Ilustración: iStock.
Me ha conmovido asesorar a madres y padres que, a los pocos meses de alumbrar a su hijo, no podían disfrutar del milagro de la vida porque tenían que reincorporarse al trabajo
Cuando era niño, uno de los juegos que solía compartir con mi padre era mirar a las personas por la calle. Mi progenitor, un hombre muy inteligente que, como casi toda su generación, no pudo estudiar por causas económicas, quería transmitirme lo que había aprendido durante años en su relación con la gente. Quería enseñarme las emociones y el estado de ánimo de las personas por sus caras y su conducta corporal, algo que él había tenido que utilizar en su trabajo.
He de confesar que nunca fui buen alumno. Con diez años tenía grandes dificultades en identificar los sentimientos de otros, ya que apenas podía hacerlo con los míos. Pero siempre he pensado que ese deseo de querer entender a la gente fue una de las razones por las que, años después, estudié psiquiatría.
Sin embargo, lo que más me llamaba la atención a esa edad cuando miraba a otras personas era lo deprisa que iban. Yo se lo contaba a mi padre y, asombrosamente para mí, él no era consciente, no se daba cuenta. Con cuarenta años, tras fallecer mi padre, volví a recordar este juego como homenaje hacia él.
Y, entonces, descubrí que ya no me parecía que la gente iba corriendo, como cuando era niño. Al preguntarme "¿Por qué?" Descubrí la cruda realidad: porque yo iba a la misma velocidad que ellos, como casi todos los adultos de nuestra sociedad actual. Por eso no podía darme cuenta. ¿Y ustedes? ¿También van deprisa o han podido levantar el pie del acelerador?
En mis treinta años de profesión como psiquiatra he podido ver la prisa reflejada a todas las edades y en múltiples circunstancias. He conocido adolescentes que, en vez de disfrutar de su único e irrepetible momento vital, ansiaban llegar a ser adultos.

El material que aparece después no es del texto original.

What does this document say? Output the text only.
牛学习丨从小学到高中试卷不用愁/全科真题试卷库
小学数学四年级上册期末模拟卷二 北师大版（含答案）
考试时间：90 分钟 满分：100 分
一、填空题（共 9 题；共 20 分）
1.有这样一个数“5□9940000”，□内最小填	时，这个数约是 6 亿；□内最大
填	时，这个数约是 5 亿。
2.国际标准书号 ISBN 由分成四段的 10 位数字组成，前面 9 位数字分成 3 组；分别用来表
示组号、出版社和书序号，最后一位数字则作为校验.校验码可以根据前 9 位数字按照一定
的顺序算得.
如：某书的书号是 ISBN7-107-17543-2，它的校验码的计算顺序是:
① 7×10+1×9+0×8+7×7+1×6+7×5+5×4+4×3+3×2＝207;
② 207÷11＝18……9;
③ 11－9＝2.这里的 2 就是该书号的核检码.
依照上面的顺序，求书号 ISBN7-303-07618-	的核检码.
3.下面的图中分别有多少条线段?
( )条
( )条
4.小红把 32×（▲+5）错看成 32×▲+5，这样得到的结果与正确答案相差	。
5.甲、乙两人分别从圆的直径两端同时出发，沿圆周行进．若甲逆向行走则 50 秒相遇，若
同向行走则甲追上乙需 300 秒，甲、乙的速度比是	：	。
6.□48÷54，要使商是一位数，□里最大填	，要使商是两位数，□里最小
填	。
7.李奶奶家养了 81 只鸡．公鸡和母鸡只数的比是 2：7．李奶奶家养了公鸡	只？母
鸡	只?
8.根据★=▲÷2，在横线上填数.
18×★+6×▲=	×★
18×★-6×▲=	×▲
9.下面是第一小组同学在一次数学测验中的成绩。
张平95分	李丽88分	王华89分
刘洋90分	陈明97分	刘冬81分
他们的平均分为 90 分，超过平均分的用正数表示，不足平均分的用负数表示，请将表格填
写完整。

He visto jóvenes profesionales, en la flor de la vida, incapaces de degustar su juventud, deseando quemar etapas para convertirse en exitosos y maduros ejecutivos. He tratado a emprendedores exitosos, agotados de su elevada demanda laboral, soñando con jubilarse para liberarse así de tanto estrés. Y he atendido a jubilados, exigiendo ser vistos a primera hora de la mañana, porque apenas tenían tiempo para realizar todas las actividades de su apretada agenda.
Y, sobre todo, me ha conmovido asesorar a madres y padres que, a los pocos meses de alumbrar a su hijo, no podían disfrutar del milagro de la vida porque tenían que reincorporarse urgentemente al trabajo, perdiéndose el momento más maravilloso de la existencia de cualquier criatura.
"Nos hemos convertido en una sociedad paupérrima. Nos han robado lo más valioso que tenemos, por no decir lo único: el tiempo"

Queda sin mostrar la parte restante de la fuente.